Session of the Week: The Emancipation Proclamation at 150: Dynamics, Contexts, and Legacies

In an effort to highlight the diverse range of scholarship at the upcoming annual meeting, we’re highlighting different sessions here on the blog each week.

September 22, 2012 marked the 150th anniversary of the Emancipation Proclamation. For the annual meeting, a group of prominent historians have come together to discuss the legacy of the act, including: local dynamics, a transnational view of abolition in the world, and transitions to freedom in the Americas.

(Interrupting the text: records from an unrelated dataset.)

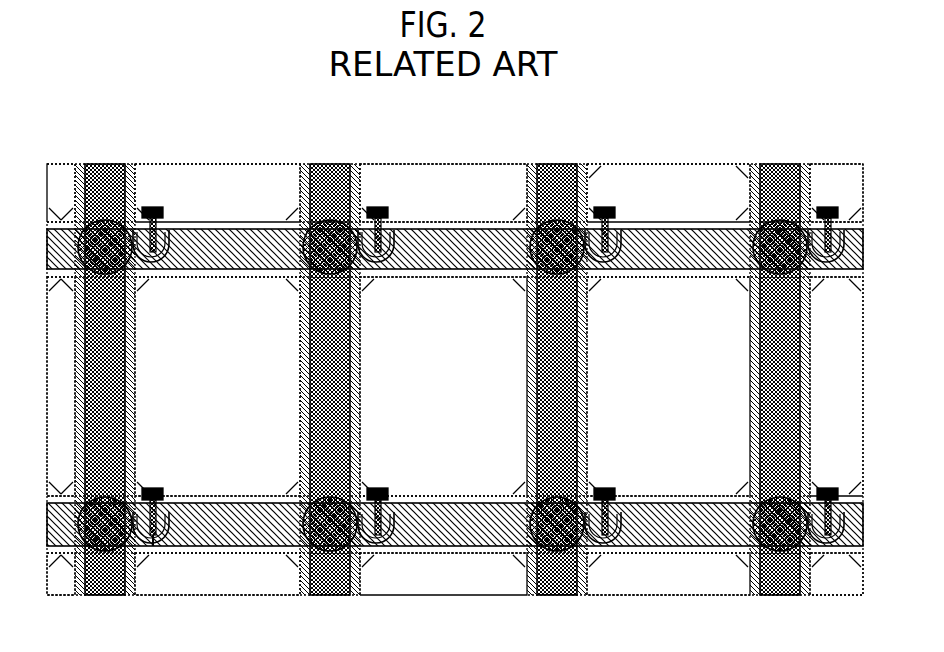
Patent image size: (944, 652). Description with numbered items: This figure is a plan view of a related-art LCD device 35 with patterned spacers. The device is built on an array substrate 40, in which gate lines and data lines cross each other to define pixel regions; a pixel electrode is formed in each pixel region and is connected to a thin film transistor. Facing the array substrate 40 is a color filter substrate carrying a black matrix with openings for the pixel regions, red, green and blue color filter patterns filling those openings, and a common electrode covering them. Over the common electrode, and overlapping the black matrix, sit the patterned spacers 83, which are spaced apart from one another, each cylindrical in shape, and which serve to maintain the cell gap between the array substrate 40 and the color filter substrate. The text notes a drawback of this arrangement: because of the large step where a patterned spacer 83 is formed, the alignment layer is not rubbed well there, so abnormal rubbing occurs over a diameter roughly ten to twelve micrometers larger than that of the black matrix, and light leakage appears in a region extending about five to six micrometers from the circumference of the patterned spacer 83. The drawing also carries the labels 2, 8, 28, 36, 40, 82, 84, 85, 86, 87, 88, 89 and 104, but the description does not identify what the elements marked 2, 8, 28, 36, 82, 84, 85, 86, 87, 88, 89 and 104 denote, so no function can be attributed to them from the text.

The pixel 2 is at (152, 406).
The pixel electrode 8 is at (528, 386).
The data line 28 is at (302, 318).
The LCD device 35 is at (671, 151).
The data line region 36 is at (75, 367).
The array substrate 40 is at (277, 162).
The light shielding line 82 is at (308, 332).
The patterned spacer 83 is at (136, 474).
The drain electrode 84 is at (156, 482).
The source electrode 85 is at (152, 556).
The semiconductor layer 86 is at (141, 555).
The channel 87 is at (174, 551).
The contact hole 88 is at (160, 550).
The gate line 89 is at (207, 553).
The thin film transistor 104 is at (138, 201).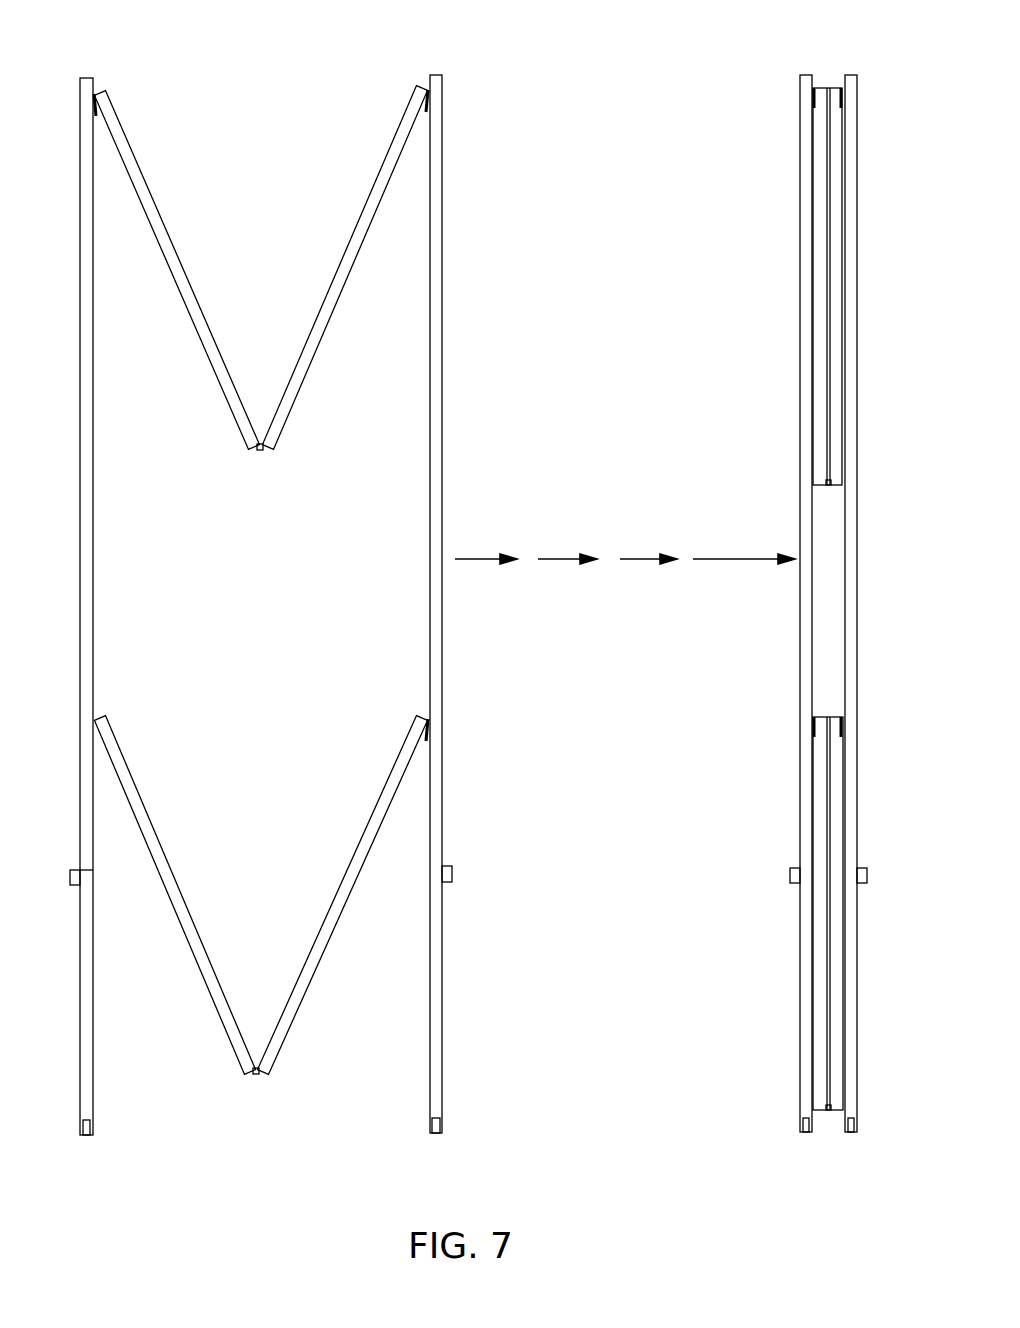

The Emancipation Proclamation at 150: Dynamics, Contexts, and Legacies
(AHA Session 30)
Date: Thursday, January 3, 2012, 3:30p.m.-5:30 p.m.
Location: Roosevelt Ballroom II (Roosevelt New Orleans)
Chair: Christopher L. Brown, Columbia University

Topics:
King and Kennedy: The Legacy of the Emancipation Proclamation in the Civil Rights Era
David W. Blight, Yale University

The Battlefields of Wartime Emancipation across the Atlantic Worlds: The Price of Freedom
Thavolia Glymph, Duke University

The Enduring Problem of Free Labor and Citizenship
Thomas C. Holt, University of Chicago

Fugitive Slaves, Military Intelligence, and Civil Rights before the Emancipation Proclamation
Kate Masur, Northwestern University

Wartime Deliberations: Expanding Citizenship before the Fourteenth Amendment
Rebecca J. Scott, University of Michigan-Ann Arbor

Session Abstract: The Emancipation Proclamation was, not insignificantly, enacted during a time of war.  Indeed, the United States was one of few slave societies in the Americas that initiated wide-scale abolition in such a context.  In light of the conference theme of “Lives, Places, Stories” and the sesquicentennial of the Emancipation Proclamation, this session brings together leading historians who shall consider both local dynamics and transnational phenomena pertaining to transitions from slavery to freedom.  Roundtable participants will therefore consider both the specificities of emancipation in the US and broader processes of emancipation in the Americas; they shall consider legacies of the Emancipation Proclamation as well.